Dry hair, no. Wet hair, probably to some extent. Everything is conductive to some degree, even the very best insulators. But at third rail voltages, which in the US are typically around 600V, the current which could be expected to pass along dry human hair would be negligible. With wet hair, it’s possible she might have gotten a little jolt, but even then it wouldn’t have been much–unless she’d been swimming in the ocean, or the Great Salt Lake.
Measuring resistance, zero on the lowest scale, on my multimeter theoretically indicates a perfect conductor; are you sure you don’t mean ‘out of range’ on the highest scale?
Hair can conduct, to a degree. Edison experimented with hair as a filament in his early light bulbs.
Of course, the whole point is the filament offers so much resistance it glows hot and bright.
My bad. There was a short between the chair and the meter. I was using a multimeter and reading off the voltage scale instead of the ohms scale.
Should have said got a reading of infinity. :o
I wouldn’t trust an ohmmeter or multimeter to measure the “resistance” of biological materials. Remember that these devices only generate a miniscule amount of voltage and current. Some materials conduct much more dramatically as the voltage is increased beyond a critical point.

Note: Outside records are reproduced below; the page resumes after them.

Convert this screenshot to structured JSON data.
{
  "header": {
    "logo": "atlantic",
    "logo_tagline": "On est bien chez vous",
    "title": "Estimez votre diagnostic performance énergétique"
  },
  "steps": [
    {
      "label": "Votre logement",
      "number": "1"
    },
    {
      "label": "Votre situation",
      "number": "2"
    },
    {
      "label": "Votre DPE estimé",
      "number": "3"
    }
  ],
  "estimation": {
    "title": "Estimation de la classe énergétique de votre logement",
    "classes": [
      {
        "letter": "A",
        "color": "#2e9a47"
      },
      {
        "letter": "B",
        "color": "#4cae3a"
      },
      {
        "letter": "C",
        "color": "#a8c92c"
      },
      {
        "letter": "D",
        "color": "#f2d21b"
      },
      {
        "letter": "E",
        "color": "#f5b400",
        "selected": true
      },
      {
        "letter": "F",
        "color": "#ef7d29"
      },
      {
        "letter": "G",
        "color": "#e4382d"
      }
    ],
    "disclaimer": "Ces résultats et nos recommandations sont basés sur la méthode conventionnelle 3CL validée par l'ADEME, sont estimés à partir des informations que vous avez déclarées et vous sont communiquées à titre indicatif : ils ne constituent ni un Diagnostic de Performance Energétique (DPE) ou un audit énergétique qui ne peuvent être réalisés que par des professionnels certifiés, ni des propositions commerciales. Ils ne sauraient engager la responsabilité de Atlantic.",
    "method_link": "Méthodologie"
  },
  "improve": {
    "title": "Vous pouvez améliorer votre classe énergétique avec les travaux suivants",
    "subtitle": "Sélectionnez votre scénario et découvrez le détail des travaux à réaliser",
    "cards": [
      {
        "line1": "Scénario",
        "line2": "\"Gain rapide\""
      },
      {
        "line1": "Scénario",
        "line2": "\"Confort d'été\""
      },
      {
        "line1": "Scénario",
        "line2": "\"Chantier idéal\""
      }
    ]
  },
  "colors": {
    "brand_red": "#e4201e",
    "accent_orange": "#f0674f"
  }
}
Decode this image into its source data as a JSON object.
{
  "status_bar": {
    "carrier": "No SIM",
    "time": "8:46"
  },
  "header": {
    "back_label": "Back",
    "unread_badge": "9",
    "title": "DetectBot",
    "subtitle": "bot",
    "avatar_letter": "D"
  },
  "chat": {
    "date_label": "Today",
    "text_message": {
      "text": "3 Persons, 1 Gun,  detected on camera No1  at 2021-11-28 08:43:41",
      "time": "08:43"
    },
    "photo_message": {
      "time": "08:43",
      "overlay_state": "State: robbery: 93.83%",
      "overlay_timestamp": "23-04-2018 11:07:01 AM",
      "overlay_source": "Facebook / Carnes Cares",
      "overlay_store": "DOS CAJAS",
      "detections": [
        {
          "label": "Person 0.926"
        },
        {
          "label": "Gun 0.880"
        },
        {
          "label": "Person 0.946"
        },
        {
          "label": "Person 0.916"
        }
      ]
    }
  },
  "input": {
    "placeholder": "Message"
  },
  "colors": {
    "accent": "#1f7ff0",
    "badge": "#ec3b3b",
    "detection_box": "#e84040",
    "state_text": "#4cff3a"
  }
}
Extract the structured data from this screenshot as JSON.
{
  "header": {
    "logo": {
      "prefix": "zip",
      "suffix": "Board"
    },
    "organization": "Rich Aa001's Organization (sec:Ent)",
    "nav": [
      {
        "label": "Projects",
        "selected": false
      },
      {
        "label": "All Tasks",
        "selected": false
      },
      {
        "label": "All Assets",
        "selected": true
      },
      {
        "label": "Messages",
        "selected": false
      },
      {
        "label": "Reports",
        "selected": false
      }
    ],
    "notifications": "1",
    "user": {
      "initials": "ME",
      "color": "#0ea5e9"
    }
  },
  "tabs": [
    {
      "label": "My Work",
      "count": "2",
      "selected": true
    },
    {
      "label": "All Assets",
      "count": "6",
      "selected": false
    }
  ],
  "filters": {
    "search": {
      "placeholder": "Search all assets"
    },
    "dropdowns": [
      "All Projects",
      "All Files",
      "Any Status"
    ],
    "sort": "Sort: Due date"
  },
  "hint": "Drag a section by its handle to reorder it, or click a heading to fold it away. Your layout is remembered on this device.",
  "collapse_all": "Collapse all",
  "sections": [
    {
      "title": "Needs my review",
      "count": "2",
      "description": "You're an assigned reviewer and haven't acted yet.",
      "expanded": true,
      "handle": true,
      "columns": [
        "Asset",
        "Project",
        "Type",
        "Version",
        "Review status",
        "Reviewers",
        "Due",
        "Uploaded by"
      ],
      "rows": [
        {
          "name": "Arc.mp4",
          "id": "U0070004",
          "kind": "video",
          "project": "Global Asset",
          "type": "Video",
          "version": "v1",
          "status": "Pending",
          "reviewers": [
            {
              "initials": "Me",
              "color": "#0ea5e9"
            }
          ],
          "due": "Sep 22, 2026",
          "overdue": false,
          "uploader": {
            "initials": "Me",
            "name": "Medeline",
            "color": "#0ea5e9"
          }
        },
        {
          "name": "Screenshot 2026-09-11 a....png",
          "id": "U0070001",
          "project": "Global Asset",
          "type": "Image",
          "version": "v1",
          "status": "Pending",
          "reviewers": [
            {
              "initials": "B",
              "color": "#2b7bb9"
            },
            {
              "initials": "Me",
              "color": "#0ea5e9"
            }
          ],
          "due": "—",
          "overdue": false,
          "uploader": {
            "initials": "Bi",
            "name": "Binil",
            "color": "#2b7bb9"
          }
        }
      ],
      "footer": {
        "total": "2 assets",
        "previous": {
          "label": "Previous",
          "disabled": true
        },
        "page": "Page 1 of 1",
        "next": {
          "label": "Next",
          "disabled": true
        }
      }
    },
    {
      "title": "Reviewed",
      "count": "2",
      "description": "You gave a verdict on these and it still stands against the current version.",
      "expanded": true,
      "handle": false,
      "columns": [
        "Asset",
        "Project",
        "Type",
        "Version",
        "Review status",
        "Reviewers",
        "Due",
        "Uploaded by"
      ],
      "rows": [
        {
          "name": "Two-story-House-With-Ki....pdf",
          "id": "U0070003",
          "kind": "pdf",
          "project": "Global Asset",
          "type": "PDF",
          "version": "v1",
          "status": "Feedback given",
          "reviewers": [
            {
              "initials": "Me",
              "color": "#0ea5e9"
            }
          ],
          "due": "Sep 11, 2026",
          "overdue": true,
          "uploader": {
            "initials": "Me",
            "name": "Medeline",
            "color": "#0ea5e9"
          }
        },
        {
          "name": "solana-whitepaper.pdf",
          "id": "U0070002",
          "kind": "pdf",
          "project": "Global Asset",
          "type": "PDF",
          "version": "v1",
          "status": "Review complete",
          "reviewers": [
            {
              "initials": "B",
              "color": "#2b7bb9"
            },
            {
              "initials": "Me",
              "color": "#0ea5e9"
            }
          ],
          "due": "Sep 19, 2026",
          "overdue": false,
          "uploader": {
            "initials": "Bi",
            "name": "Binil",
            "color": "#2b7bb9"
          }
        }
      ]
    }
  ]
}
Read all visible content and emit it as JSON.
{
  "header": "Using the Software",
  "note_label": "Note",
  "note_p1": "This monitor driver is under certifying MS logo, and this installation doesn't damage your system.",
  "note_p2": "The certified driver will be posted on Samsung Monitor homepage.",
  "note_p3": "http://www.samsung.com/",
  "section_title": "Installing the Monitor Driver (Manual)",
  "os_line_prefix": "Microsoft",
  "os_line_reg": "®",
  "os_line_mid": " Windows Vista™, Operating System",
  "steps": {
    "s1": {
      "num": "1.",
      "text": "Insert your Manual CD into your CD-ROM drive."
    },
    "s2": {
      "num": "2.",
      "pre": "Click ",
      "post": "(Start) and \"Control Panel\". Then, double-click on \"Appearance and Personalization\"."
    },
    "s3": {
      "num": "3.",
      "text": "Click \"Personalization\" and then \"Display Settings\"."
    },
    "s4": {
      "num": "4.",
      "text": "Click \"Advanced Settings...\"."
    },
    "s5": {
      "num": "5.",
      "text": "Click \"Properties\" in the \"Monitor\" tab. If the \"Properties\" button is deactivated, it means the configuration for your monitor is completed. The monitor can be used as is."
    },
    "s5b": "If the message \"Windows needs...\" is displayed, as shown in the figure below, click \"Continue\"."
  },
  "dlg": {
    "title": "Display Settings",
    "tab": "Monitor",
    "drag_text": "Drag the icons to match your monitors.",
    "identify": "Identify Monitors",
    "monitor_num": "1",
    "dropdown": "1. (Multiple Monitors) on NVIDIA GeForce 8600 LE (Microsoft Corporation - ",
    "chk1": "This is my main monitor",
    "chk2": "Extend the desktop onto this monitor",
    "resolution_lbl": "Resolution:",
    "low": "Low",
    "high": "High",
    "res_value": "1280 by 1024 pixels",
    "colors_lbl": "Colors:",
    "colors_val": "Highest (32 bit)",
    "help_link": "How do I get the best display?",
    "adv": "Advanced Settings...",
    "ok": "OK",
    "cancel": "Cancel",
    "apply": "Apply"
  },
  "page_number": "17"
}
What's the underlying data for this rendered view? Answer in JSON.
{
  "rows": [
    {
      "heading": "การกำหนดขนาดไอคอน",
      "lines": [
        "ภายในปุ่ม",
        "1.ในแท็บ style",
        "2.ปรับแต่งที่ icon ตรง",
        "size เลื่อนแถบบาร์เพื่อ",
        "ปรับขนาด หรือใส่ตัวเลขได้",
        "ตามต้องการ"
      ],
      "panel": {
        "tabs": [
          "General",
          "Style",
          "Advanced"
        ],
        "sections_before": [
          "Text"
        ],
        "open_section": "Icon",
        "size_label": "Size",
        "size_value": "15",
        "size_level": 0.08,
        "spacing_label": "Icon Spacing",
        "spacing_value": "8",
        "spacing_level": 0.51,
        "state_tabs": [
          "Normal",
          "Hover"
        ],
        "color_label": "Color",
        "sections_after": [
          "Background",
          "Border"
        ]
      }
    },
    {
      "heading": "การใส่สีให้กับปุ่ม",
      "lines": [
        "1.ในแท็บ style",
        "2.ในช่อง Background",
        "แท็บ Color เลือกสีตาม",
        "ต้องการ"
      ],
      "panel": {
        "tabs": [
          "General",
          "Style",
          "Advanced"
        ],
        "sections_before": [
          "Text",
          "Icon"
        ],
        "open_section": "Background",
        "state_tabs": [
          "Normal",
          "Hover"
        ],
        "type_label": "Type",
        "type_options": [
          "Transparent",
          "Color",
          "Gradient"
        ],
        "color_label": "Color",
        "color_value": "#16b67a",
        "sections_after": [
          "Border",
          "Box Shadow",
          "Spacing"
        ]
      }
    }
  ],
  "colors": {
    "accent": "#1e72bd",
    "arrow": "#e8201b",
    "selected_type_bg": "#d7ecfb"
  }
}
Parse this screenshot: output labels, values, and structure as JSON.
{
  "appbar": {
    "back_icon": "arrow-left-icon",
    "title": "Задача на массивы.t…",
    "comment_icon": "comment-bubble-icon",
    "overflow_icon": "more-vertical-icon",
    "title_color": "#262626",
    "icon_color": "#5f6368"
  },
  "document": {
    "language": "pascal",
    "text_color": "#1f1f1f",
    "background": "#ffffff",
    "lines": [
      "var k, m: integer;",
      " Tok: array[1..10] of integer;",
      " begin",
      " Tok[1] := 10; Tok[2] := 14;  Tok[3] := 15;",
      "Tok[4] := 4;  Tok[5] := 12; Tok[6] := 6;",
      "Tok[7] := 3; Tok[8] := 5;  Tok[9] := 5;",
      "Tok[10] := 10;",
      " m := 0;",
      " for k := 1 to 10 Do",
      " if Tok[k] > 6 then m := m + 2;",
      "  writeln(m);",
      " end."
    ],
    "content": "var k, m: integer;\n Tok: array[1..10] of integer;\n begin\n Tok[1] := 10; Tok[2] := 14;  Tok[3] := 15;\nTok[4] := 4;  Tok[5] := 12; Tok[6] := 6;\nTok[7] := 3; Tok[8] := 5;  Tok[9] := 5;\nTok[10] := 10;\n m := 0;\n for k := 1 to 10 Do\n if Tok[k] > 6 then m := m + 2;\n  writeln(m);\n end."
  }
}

In fact, the term “resistance” does not strictly apply to non-ohmic materials. Resistance is, strictly speaking, a constant. It only applies when you have a linear relationship between voltage and current… and for most materials, that’s not the case. Such materials are more properly characterized by a transconductance curve–that is, a function (generally non-linear) that plots current against applied voltage.
Wasn’t his first step to carbonize the hair/filament to make it conductive?
It does? IIRC E-IR, R=E/I & I=E/R
Relatively speaking, of course.
Anyway, resistance is inversely proportional to the size of the cross-section, so it’s not just the type but the thickness of the conductor.
Incidentally, resistance increases as the filament heats up (the low resistance when the filament is cold invites a power surge that make it more likely to burn the filament when the bulb is intially powered). Tungsten can (usually) take the strain, but any dangerous current forced through hair will make it burn up before posing a shock hazard.
JThunder has a good point. At a high enough voltage, most things normally thought of as insulators (e.g. wood, many plastics) will become rather good conductors. The moisture content of hair might be enough to give a bit of a scalp tingle at 600V, and I wouldn’t trust hair as an insulator for any higher voltage than this.
On an electrostatic front, I wonder which shampoo goes best with a van der Graaf generator?